We consider online mining of correlated heavy-hitters from a data stream.
Given a stream of two-dimensional data, a correlated aggregate query first
extracts a substream by applying a predicate along a primary dimension, and
then computes an aggregate along a secondary dimension. Prior work on
identifying heavy-hitters in streams has almost exclusively focused on
identifying heavy-hitters on a single dimensional stream, and these yield
little insight into the properties of heavy-hitters along other dimensions.
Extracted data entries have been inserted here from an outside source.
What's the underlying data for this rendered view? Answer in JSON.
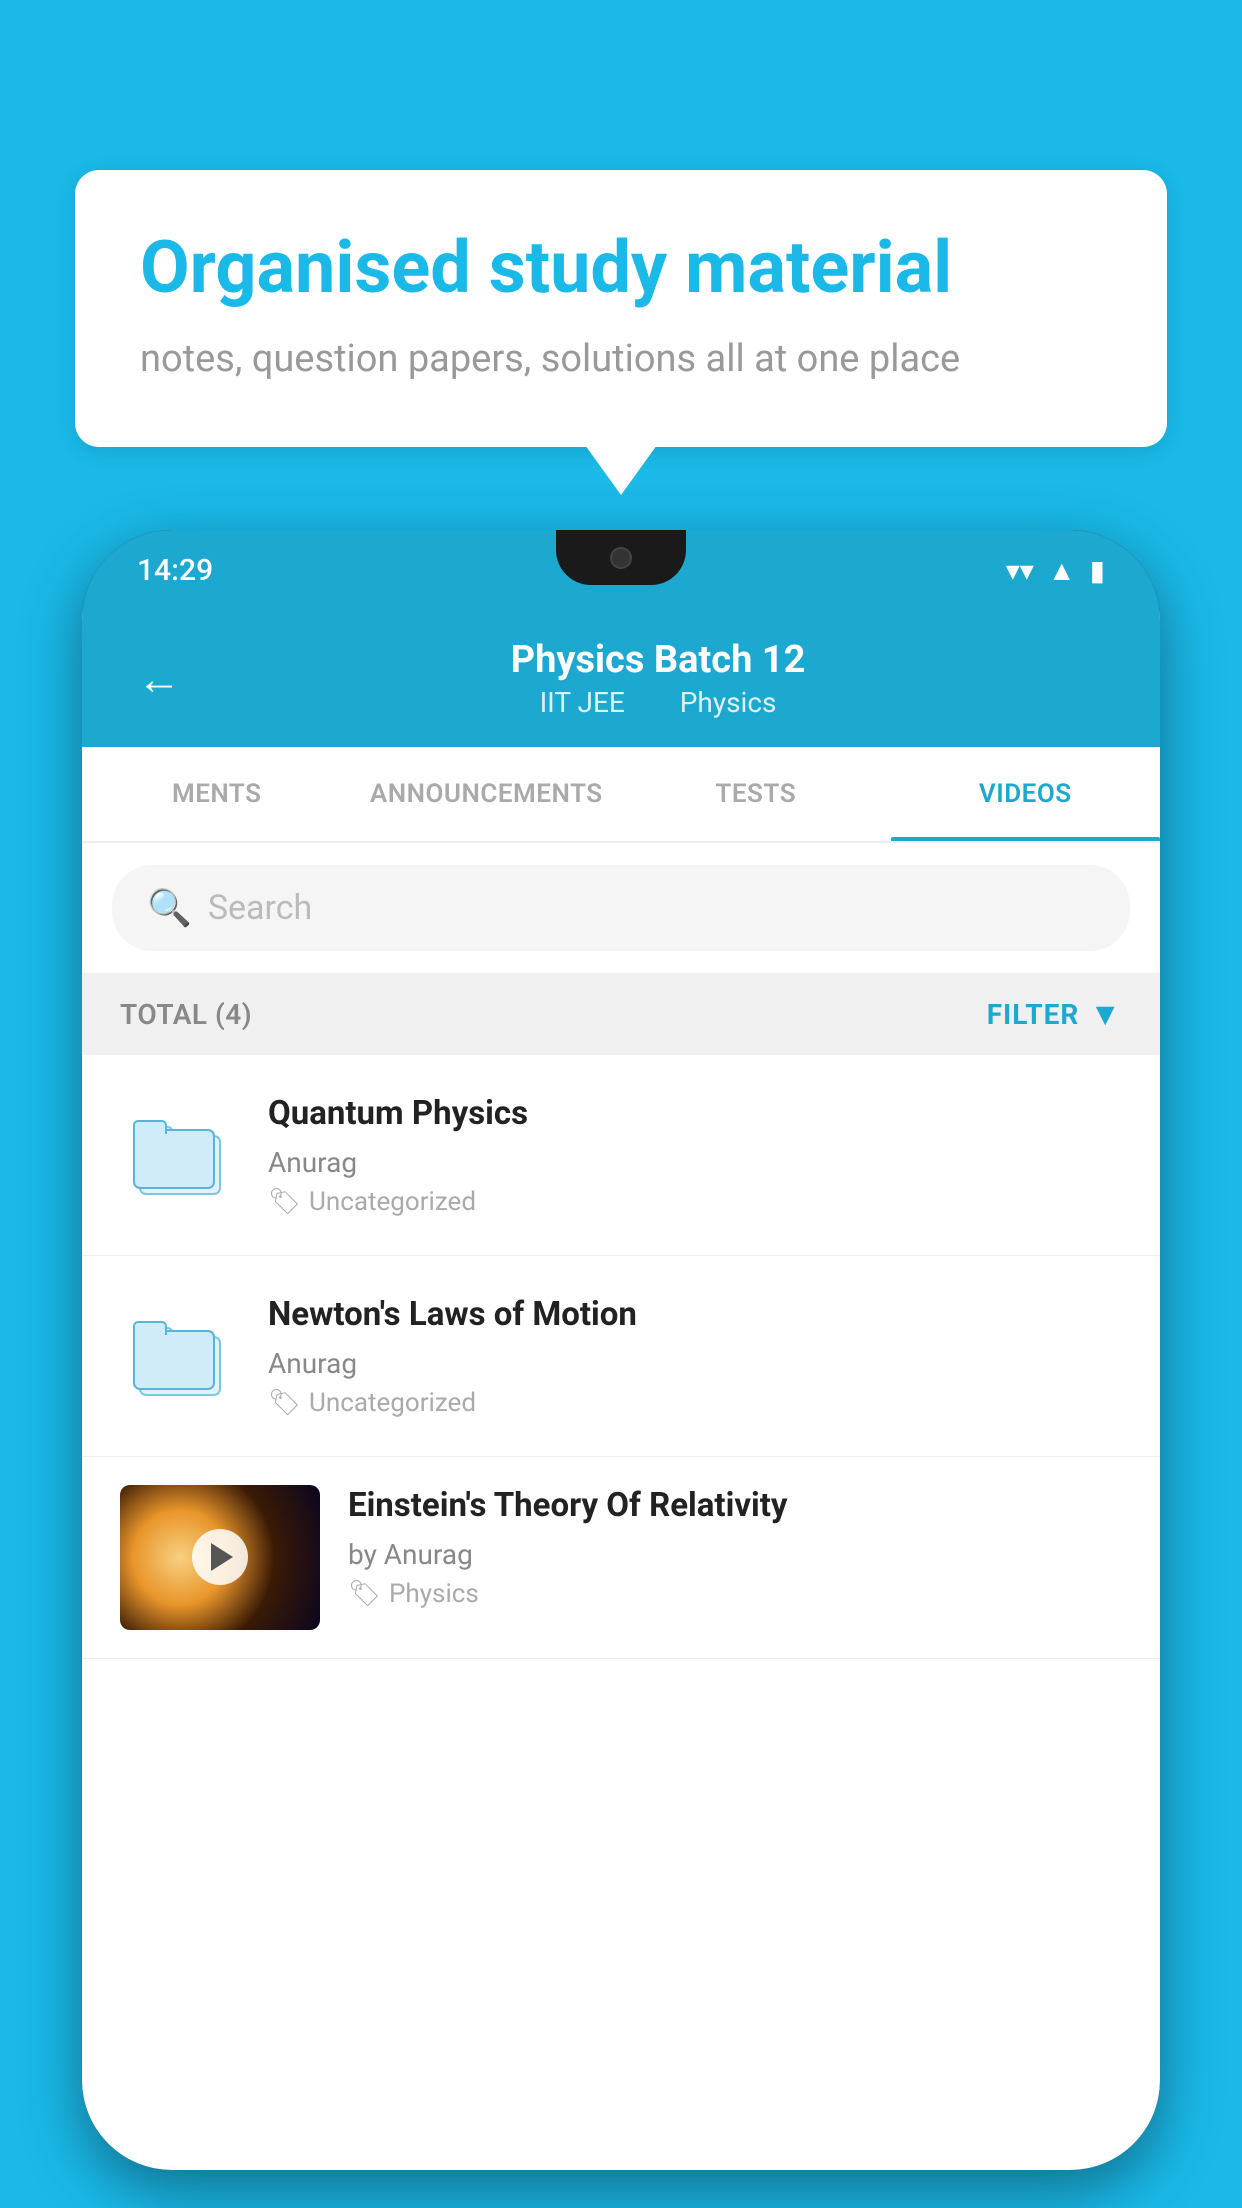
{
  "background": {
    "color": "#1ab9e8"
  },
  "speech_bubble": {
    "title": "Organised study material",
    "subtitle": "notes, question papers, solutions all at one place"
  },
  "phone": {
    "status_bar": {
      "time": "14:29"
    },
    "header": {
      "back_label": "←",
      "title": "Physics Batch 12",
      "subtitle_part1": "IIT JEE",
      "subtitle_part2": "Physics"
    },
    "tabs": [
      {
        "label": "MENTS",
        "active": false
      },
      {
        "label": "ANNOUNCEMENTS",
        "active": false
      },
      {
        "label": "TESTS",
        "active": false
      },
      {
        "label": "VIDEOS",
        "active": true
      }
    ],
    "search": {
      "placeholder": "Search"
    },
    "filter_bar": {
      "total_label": "TOTAL (4)",
      "filter_label": "FILTER"
    },
    "videos": [
      {
        "id": 1,
        "title": "Quantum Physics",
        "author": "Anurag",
        "tag": "Uncategorized",
        "type": "folder"
      },
      {
        "id": 2,
        "title": "Newton's Laws of Motion",
        "author": "Anurag",
        "tag": "Uncategorized",
        "type": "folder"
      },
      {
        "id": 3,
        "title": "Einstein's Theory Of Relativity",
        "author": "by Anurag",
        "tag": "Physics",
        "type": "thumbnail"
      }
    ]
  }
}
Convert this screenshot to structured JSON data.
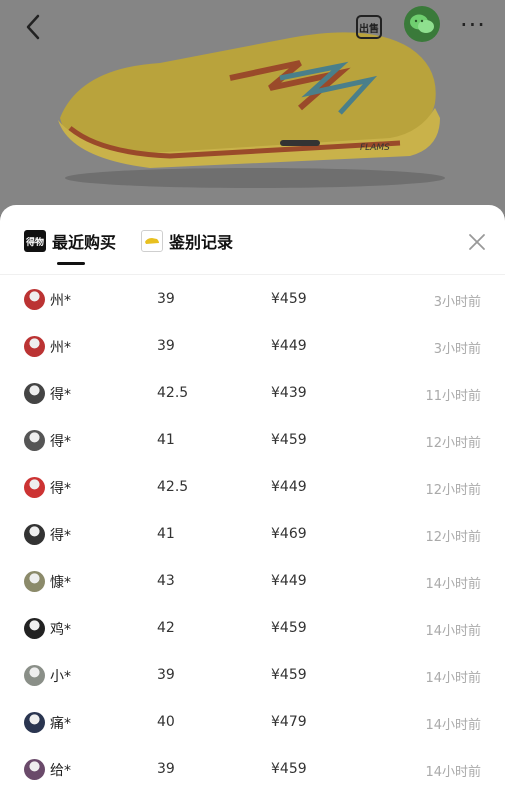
{
  "product_image": {
    "alt_icon": "sneaker-image",
    "brand_mark": "FLAMS"
  },
  "topbar": {
    "sell_label": "出售",
    "back_icon": "chevron-left-icon",
    "wechat_icon": "wechat-icon",
    "more_label": "···"
  },
  "tabs": [
    {
      "label": "最近购买",
      "badge": "得物",
      "active": true
    },
    {
      "label": "鉴别记录",
      "icon": "shoe-thumbnail-icon",
      "active": false
    }
  ],
  "close_icon": "close-icon",
  "purchases": [
    {
      "name": "州*",
      "size": "39",
      "price": "¥459",
      "time": "3小时前",
      "avatar_color": "#b33"
    },
    {
      "name": "州*",
      "size": "39",
      "price": "¥449",
      "time": "3小时前",
      "avatar_color": "#b33"
    },
    {
      "name": "得*",
      "size": "42.5",
      "price": "¥439",
      "time": "11小时前",
      "avatar_color": "#444"
    },
    {
      "name": "得*",
      "size": "41",
      "price": "¥459",
      "time": "12小时前",
      "avatar_color": "#555"
    },
    {
      "name": "得*",
      "size": "42.5",
      "price": "¥449",
      "time": "12小时前",
      "avatar_color": "#c33"
    },
    {
      "name": "得*",
      "size": "41",
      "price": "¥469",
      "time": "12小时前",
      "avatar_color": "#333"
    },
    {
      "name": "慷*",
      "size": "43",
      "price": "¥449",
      "time": "14小时前",
      "avatar_color": "#8b8a6a"
    },
    {
      "name": "鸡*",
      "size": "42",
      "price": "¥459",
      "time": "14小时前",
      "avatar_color": "#222"
    },
    {
      "name": "小*",
      "size": "39",
      "price": "¥459",
      "time": "14小时前",
      "avatar_color": "#8a8f88"
    },
    {
      "name": "痛*",
      "size": "40",
      "price": "¥479",
      "time": "14小时前",
      "avatar_color": "#2a3550"
    },
    {
      "name": "给*",
      "size": "39",
      "price": "¥459",
      "time": "14小时前",
      "avatar_color": "#6a4a6a"
    }
  ]
}
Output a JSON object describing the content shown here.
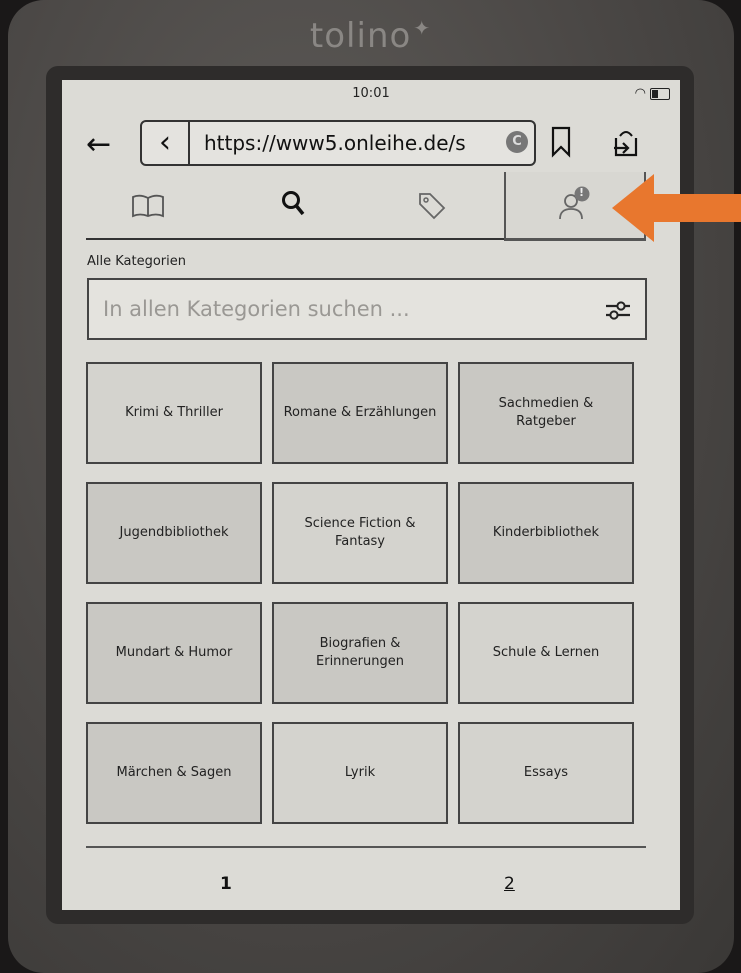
{
  "device": {
    "brand": "tolino"
  },
  "status": {
    "time": "10:01"
  },
  "browser": {
    "url": "https://www5.onleihe.de/s",
    "reload_glyph": "C"
  },
  "tabs": [
    {
      "name": "book-icon"
    },
    {
      "name": "search-icon"
    },
    {
      "name": "tag-icon"
    },
    {
      "name": "user-icon",
      "badge": "!",
      "active": true
    }
  ],
  "content": {
    "category_label": "Alle Kategorien",
    "search_placeholder": "In allen Kategorien suchen ...",
    "categories": [
      {
        "label": "Krimi & Thriller"
      },
      {
        "label": "Romane & Erzählungen"
      },
      {
        "label": "Sachmedien & Ratgeber"
      },
      {
        "label": "Jugendbibliothek"
      },
      {
        "label": "Science Fiction & Fantasy"
      },
      {
        "label": "Kinderbibliothek"
      },
      {
        "label": "Mundart & Humor"
      },
      {
        "label": "Biografien & Erinnerungen"
      },
      {
        "label": "Schule & Lernen"
      },
      {
        "label": "Märchen & Sagen"
      },
      {
        "label": "Lyrik"
      },
      {
        "label": "Essays"
      }
    ]
  },
  "pagination": {
    "page1": "1",
    "page2": "2"
  },
  "colors": {
    "screen": "#dcdbd6",
    "tile": "#c9c8c3",
    "arrow": "#e8772e",
    "bezel": "#2e2c2b"
  }
}
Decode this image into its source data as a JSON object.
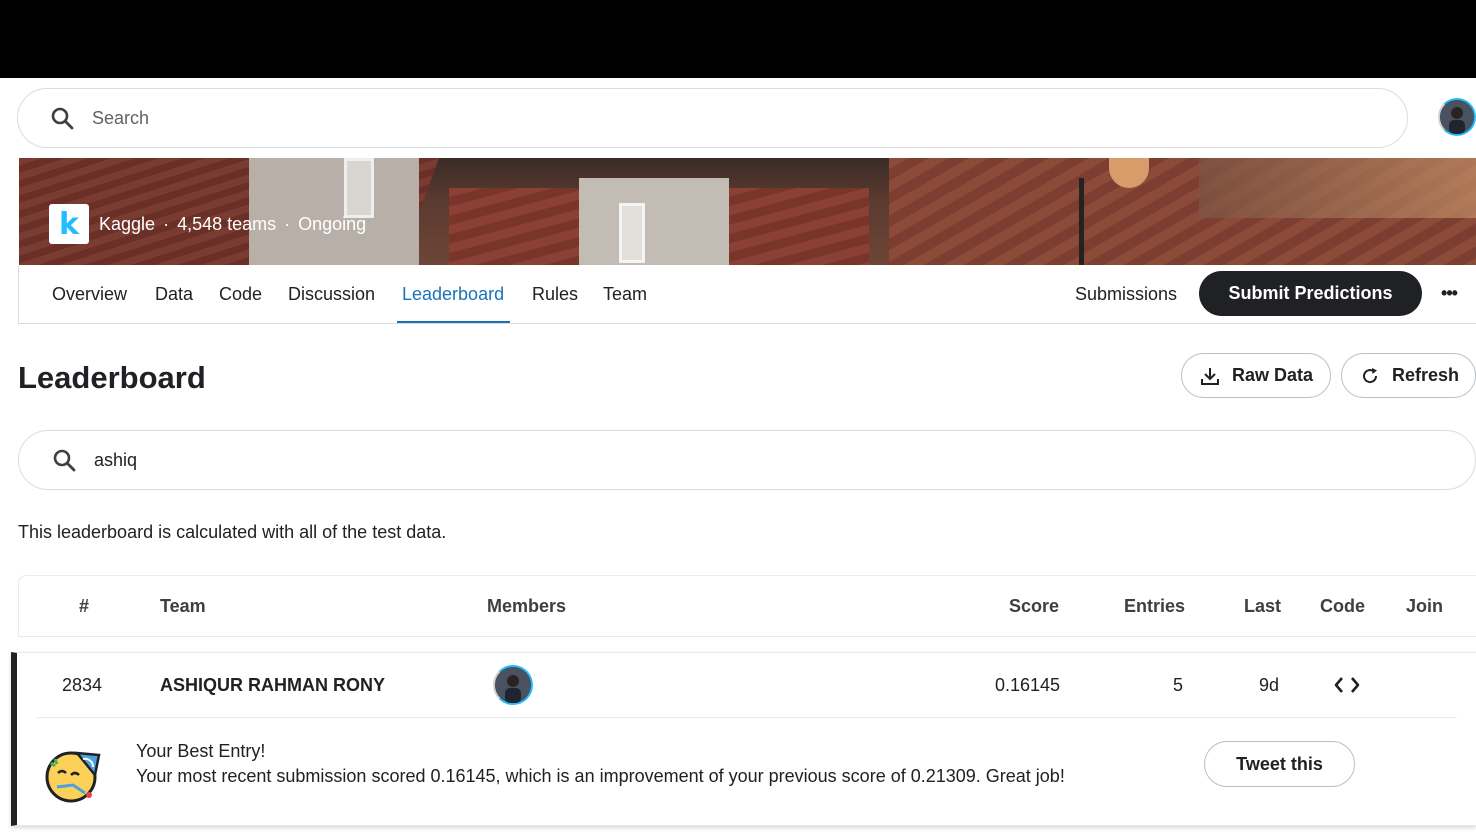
{
  "search": {
    "placeholder": "Search"
  },
  "competition": {
    "host": "Kaggle",
    "teams": "4,548 teams",
    "status": "Ongoing",
    "separator": "·"
  },
  "tabs": [
    {
      "label": "Overview"
    },
    {
      "label": "Data"
    },
    {
      "label": "Code"
    },
    {
      "label": "Discussion"
    },
    {
      "label": "Leaderboard"
    },
    {
      "label": "Rules"
    },
    {
      "label": "Team"
    }
  ],
  "actions": {
    "submissions_label": "Submissions",
    "submit_label": "Submit Predictions",
    "more_label": "•••"
  },
  "leaderboard": {
    "title": "Leaderboard",
    "raw_data_label": "Raw Data",
    "refresh_label": "Refresh",
    "filter_value": "ashiq",
    "note": "This leaderboard is calculated with all of the test data."
  },
  "table": {
    "headers": {
      "rank": "#",
      "team": "Team",
      "members": "Members",
      "score": "Score",
      "entries": "Entries",
      "last": "Last",
      "code": "Code",
      "join": "Join"
    },
    "rows": [
      {
        "rank": "2834",
        "team": "ASHIQUR RAHMAN RONY",
        "score": "0.16145",
        "entries": "5",
        "last": "9d"
      }
    ]
  },
  "best_entry": {
    "title": "Your Best Entry!",
    "message": "Your most recent submission scored 0.16145, which is an improvement of your previous score of 0.21309. Great job!",
    "tweet_label": "Tweet this"
  },
  "colors": {
    "accent": "#1a73b8",
    "kaggle_blue": "#20beff",
    "dark_button": "#202124"
  }
}
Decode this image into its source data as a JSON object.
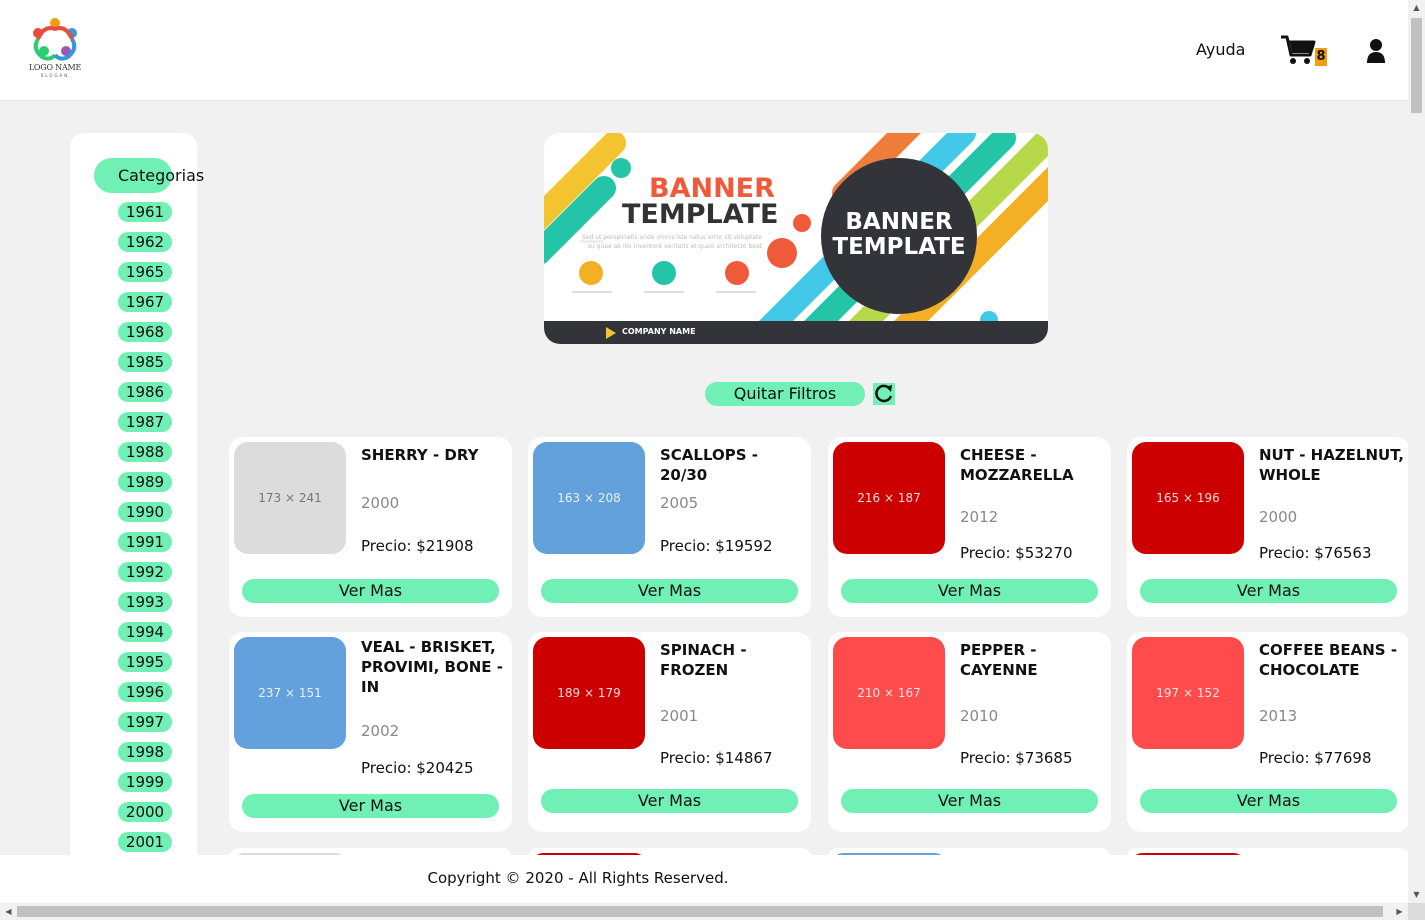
{
  "header": {
    "logo_name": "LOGO NAME",
    "logo_slogan": "SLOGAN",
    "help_label": "Ayuda",
    "cart_count": "8",
    "cart_icon": "cart-icon",
    "user_icon": "user-icon"
  },
  "sidebar": {
    "title": "Categorias",
    "years": [
      "1961",
      "1962",
      "1965",
      "1967",
      "1968",
      "1985",
      "1986",
      "1987",
      "1988",
      "1989",
      "1990",
      "1991",
      "1992",
      "1993",
      "1994",
      "1995",
      "1996",
      "1997",
      "1998",
      "1999",
      "2000",
      "2001"
    ]
  },
  "banner": {
    "heading_line1": "BANNER",
    "heading_line2": "TEMPLATE",
    "circle_line1": "BANNER",
    "circle_line2": "TEMPLATE",
    "body_text": "Sed ut perspiciatis unde omnis iste natus error sit voluptate su quae ab illo inventore veritatis et quasi architecto beat",
    "company": "COMPANY NAME"
  },
  "filters": {
    "clear_label": "Quitar Filtros",
    "refresh_icon": "refresh-icon"
  },
  "products": [
    {
      "name": "SHERRY - DRY",
      "year": "2000",
      "price": "Precio: $21908",
      "placeholder": "173 × 241",
      "color": "gray"
    },
    {
      "name": "SCALLOPS - 20/30",
      "year": "2005",
      "price": "Precio: $19592",
      "placeholder": "163 × 208",
      "color": "blue"
    },
    {
      "name": "CHEESE - MOZZARELLA",
      "year": "2012",
      "price": "Precio: $53270",
      "placeholder": "216 × 187",
      "color": "red"
    },
    {
      "name": "NUT - HAZELNUT, WHOLE",
      "year": "2000",
      "price": "Precio: $76563",
      "placeholder": "165 × 196",
      "color": "red"
    },
    {
      "name": "VEAL - BRISKET, PROVIMI, BONE - IN",
      "year": "2002",
      "price": "Precio: $20425",
      "placeholder": "237 × 151",
      "color": "blue"
    },
    {
      "name": "SPINACH - FROZEN",
      "year": "2001",
      "price": "Precio: $14867",
      "placeholder": "189 × 179",
      "color": "red"
    },
    {
      "name": "PEPPER - CAYENNE",
      "year": "2010",
      "price": "Precio: $73685",
      "placeholder": "210 × 167",
      "color": "pink"
    },
    {
      "name": "COFFEE BEANS - CHOCOLATE",
      "year": "2013",
      "price": "Precio: $77698",
      "placeholder": "197 × 152",
      "color": "pink"
    }
  ],
  "ver_mas_label": "Ver Mas",
  "footer": {
    "text": "Copyright © 2020 - All Rights Reserved."
  }
}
In
typical applications however, an analyst is interested not only in identifying
heavy-hitters, but also in understanding further properties such as: what other
items appear frequently along with a heavy-hitter, or what is the frequency
distribution of items that appear along with the heavy-hitters. We consider
queries of the following form: In a stream S of (x, y) tuples, on the substream
H of all x values that are heavy-hitters, maintain those y values that occur
frequently with the x values in H. We call this problem as Correlated
Heavy-Hitters (CHH). We formulate an approximate formulation of CHH
identification, and present an algorithm for tracking CHHs on a data stream.
The algorithm is easy to implement and uses workspace which is orders of
magnitude smaller than the stream itself. We present provable guarantees on the
maximum error, as well as detailed experimental results that demonstrate the
space-accuracy trade-off